General combining ability model for genomewide selection in a biparental cross

Genomewide selection within an A/B biparental cross is most advantageous if it could be effectively done before the cross is phenotyped. Our objectives were to determine if a general combining ability (GCA) model is useful for genomewide selection in an A/B cross, and to assess the influence of training population size (N_GCA), number of crosses pooled into the training population (N_×), linkage disequilibrium (r²), and heritability (h²) on the prediction accuracy with the GCA model. The GCA model involved pooling 4 to 38 maize crosses with A and B as one of the parents into the training population for an A/B cross, whereas the same background (SB) model involved pooling crosses between random inbreds. Across 30 A/B test populations, the mean response to selection (R) with the GCA model was 0.19 Mg ha^-1 for testcross grain yield, -6 g kg^-1 for moisture, and 0.38 kg hL^-1 for test weight.
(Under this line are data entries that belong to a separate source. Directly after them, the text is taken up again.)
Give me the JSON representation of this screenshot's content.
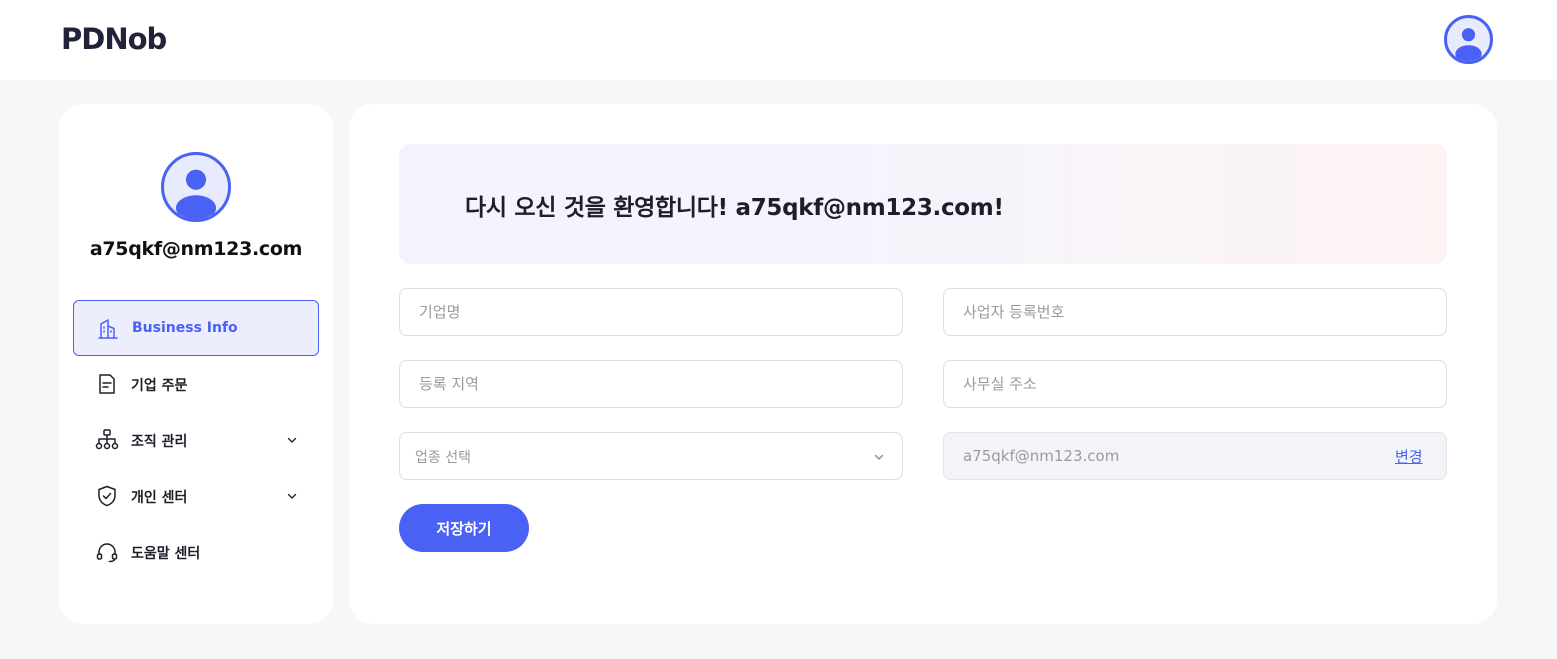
{
  "header": {
    "logo": "PDNob",
    "avatar_icon": "user-avatar-icon"
  },
  "sidebar": {
    "avatar_icon": "user-avatar-icon",
    "email": "a75qkf@nm123.com",
    "items": [
      {
        "label": "Business Info",
        "icon": "building-icon",
        "active": true,
        "has_chevron": false
      },
      {
        "label": "기업 주문",
        "icon": "document-icon",
        "active": false,
        "has_chevron": false
      },
      {
        "label": "조직 관리",
        "icon": "org-chart-icon",
        "active": false,
        "has_chevron": true
      },
      {
        "label": "개인 센터",
        "icon": "shield-check-icon",
        "active": false,
        "has_chevron": true
      },
      {
        "label": "도움말 센터",
        "icon": "headset-icon",
        "active": false,
        "has_chevron": false
      }
    ]
  },
  "main": {
    "welcome": "다시 오신 것을 환영합니다! a75qkf@nm123.com!",
    "form": {
      "company_name_placeholder": "기업명",
      "business_reg_no_placeholder": "사업자 등록번호",
      "region_placeholder": "등록 지역",
      "office_address_placeholder": "사무실 주소",
      "industry_select": "업종 선택",
      "email_value": "a75qkf@nm123.com",
      "change_link": "변경",
      "save_label": "저장하기"
    }
  },
  "colors": {
    "accent": "#4a61f5",
    "background": "#f7f7f8",
    "panel": "#ffffff"
  }
}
These R values with the GCA model were 68 to 76% of the corresponding R values with phenotypic selection (PS). The R values with the SB model were only 15 to 28% of the R values with PS. Increasing the size of the training population with random crosses from the same heterotic group was less important than including crosses with A and B as one of the parents. Prediction accuracy was most highly correlated with h²r² √N_GCA and h²r² √N_×. Our results indicated that the GCA model is routinely effective for genomewide selection within A/B crosses, before phenotyping the progeny in the cross.